Anything Might Happen is a 1934 British crime film directed by George A. Cooper and starring John Garrick, Judy Kelly and Martin Walker. It was written by H. Fowler Mear and made as a quota quickie at Twickenham Studios for release by the American company RKO.

== Preservation status ==
The British Film Institute National Archive holds no stills or ephemera, and no film or video materials.

== Plot ==
Reformed crook Stephen Nicholson is secretly working for the police to help them solve a murder. Kit Dundas, secretary to solicitor Kenneth Waring, believes that Nicholson himself is the murderer, having confused him with his double, Raybourn, whom she had seen leaving the crime scene.

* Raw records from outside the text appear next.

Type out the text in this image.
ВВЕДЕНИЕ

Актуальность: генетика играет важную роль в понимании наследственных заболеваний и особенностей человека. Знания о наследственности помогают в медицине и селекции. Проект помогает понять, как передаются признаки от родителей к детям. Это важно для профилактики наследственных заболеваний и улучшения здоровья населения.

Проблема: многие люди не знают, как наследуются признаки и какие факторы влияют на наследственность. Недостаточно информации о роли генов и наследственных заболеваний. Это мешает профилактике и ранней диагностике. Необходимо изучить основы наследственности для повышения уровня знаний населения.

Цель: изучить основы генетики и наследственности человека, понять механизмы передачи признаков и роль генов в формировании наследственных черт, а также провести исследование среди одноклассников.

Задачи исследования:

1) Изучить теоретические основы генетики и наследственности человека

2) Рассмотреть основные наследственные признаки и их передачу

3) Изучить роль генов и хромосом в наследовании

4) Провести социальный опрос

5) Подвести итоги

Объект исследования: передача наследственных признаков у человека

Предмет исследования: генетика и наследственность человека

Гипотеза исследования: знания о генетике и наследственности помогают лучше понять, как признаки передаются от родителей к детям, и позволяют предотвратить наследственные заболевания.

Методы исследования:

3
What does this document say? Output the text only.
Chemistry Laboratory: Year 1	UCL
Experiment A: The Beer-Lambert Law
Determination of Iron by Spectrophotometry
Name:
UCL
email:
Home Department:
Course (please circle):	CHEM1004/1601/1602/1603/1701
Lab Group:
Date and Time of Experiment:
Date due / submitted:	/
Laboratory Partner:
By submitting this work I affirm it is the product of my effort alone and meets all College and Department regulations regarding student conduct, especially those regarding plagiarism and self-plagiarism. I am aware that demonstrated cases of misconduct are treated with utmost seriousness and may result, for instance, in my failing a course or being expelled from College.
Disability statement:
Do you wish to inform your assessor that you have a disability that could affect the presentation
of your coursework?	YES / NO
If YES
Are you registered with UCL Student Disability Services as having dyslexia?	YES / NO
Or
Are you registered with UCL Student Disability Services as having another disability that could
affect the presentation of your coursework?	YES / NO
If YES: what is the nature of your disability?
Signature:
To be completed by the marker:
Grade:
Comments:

The culprit turns out to be Waring.

==Cast==
- John Garrick as Stephen Nicholson / Raybourn
- Judy Kelly as Kit Dundas
- Martin Walker as Kenneth Waring
- Aubrey Mather as Seymour
- D.J. Williams as Brown
- Albert Whelan as Strickland

==Reception==

Kine Weekly wrote: "This crime drama is never lost for a word; it is talk, talk talk from beginning to end. The plot, which hinges on the hackneyed mistaken identity theme, is very complicated, and its development is rendered all the more difficult to follow by reason of the fact that the star plays many roles. John Garrick's performance suggests a histrionic one-man band. A lukewarm thriller this, just passable supporung entertainment for the industrial masses."

The Daily Film Renter wrote: "Film moves rather slowly, but development provides moderate suspense values. Stagy portrayals by leading players, with effective interior settings. Quota fare for the not-too-critical."

Picturegoer wrote: "A story of mistaken identity complicated in its development and overloaded with dialogue. John Garrick struggles with the triple [sic] role of a reformed crook."